Referring to FIG. 2, a first cordless phone comprises a personal station A and a base station A. The base station A is coupled to a public data network (e.g. an ISDN or a private network). A second cordless phone comprises a personal station B and a base station B. The base station B is also coupled to the public data network, so that the base stations A and B of the first and second cordless phones are coupled to each other via the public data network. In this conventional cordless phone system, a communication signal corresponding to speech of a user is scrambled in the personal station A of the first cordless phone (a), and the scrambled communication signal is transmitted from the personal station A to the base station A via a predetermined radio channel. The scrambled communication signal received by the base station is descrambled so that the original communication signal is restored (b).
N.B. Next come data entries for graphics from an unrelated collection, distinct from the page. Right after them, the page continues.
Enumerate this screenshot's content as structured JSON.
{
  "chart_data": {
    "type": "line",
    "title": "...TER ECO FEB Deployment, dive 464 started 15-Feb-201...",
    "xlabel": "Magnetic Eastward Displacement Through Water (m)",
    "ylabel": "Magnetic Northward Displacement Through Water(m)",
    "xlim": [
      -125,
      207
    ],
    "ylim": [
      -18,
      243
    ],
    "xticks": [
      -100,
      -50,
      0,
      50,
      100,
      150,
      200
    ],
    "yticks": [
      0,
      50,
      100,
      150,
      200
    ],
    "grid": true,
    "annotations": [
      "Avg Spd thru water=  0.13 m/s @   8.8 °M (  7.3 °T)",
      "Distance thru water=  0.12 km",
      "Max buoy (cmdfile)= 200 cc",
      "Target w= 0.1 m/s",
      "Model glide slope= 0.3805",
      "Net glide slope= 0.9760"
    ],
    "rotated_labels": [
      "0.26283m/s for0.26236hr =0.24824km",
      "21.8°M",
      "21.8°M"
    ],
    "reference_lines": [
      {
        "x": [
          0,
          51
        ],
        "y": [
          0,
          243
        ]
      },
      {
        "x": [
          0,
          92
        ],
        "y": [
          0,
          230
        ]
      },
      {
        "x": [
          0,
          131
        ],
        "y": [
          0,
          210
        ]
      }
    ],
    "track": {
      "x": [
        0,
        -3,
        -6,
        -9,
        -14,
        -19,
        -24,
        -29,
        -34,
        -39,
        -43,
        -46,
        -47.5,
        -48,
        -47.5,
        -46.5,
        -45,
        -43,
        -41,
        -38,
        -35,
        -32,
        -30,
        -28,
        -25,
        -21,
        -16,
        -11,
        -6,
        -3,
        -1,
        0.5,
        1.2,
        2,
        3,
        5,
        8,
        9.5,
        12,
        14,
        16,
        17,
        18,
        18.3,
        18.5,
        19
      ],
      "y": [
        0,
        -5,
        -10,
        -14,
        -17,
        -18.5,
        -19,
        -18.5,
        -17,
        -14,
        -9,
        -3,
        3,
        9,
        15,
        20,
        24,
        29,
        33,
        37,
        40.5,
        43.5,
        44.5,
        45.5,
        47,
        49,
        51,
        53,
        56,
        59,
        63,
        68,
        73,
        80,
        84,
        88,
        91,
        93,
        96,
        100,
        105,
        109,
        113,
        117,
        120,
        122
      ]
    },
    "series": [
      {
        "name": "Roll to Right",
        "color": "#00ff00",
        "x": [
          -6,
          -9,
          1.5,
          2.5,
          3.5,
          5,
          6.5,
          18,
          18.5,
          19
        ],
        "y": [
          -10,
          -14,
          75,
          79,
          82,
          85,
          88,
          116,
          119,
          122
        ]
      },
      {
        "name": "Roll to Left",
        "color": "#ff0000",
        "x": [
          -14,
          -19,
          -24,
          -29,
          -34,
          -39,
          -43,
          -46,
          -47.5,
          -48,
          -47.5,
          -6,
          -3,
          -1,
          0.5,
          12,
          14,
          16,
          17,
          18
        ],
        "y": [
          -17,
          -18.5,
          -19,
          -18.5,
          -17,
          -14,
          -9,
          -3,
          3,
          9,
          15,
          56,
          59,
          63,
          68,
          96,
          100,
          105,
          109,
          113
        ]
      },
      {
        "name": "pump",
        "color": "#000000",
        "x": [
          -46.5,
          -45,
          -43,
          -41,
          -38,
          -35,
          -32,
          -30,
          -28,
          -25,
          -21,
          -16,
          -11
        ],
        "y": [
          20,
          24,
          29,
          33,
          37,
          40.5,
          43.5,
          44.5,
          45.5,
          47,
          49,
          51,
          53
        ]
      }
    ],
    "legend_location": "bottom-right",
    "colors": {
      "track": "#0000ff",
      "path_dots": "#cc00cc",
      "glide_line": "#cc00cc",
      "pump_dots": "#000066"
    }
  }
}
The communication signal output from the base station A of the first cordless phone is transmitted to the base station B of the second cordless phone via the public data network. The communication signal received by the base station B of the second cordless phone is scrambled again (c), and the scrambled communication signal is transmitted from the base station B to the personal station B via a predetermined radio channel. The scrambled communication signal received by the personal station B of the second cordless phone is descrambled again (d), and the original communication signal is restored. Then the personal station B of the second cordless phone reproduces speech base on the restored communication signal. In a case where the communication signal is transmitted from the personal station B of the second cordless phone, the personal station B scrambles the communication signal (e), the base station B of the second cordless phone descrambles the scrambled communication signal (f), the base station A of the first cordless phone scrambles the received communication signal again (g), and the personal station A of the first cordless phone descrambles the scrambled communication signal again (h), in the same manner as those in the above case where the communication signal is transmitted from the personal station of the first cordless phone.
In the above conventional cordless phone system, the first cordless phone comprising the personal station A and the base station A carries out both a scrambling process and a corresponding descrambling process. The second cordless phone also carries out both a scrambling process and a corresponding descrambling process. Frequency characteristics of communication signals are changed every time the scrambling or descrambling process is performed. Thus, as a large number of scrambling and the descrambling processes are performed in the conventional cordless phone system, communication quality between the personal stations deteriorates in comparison with the communication quality without scrambling.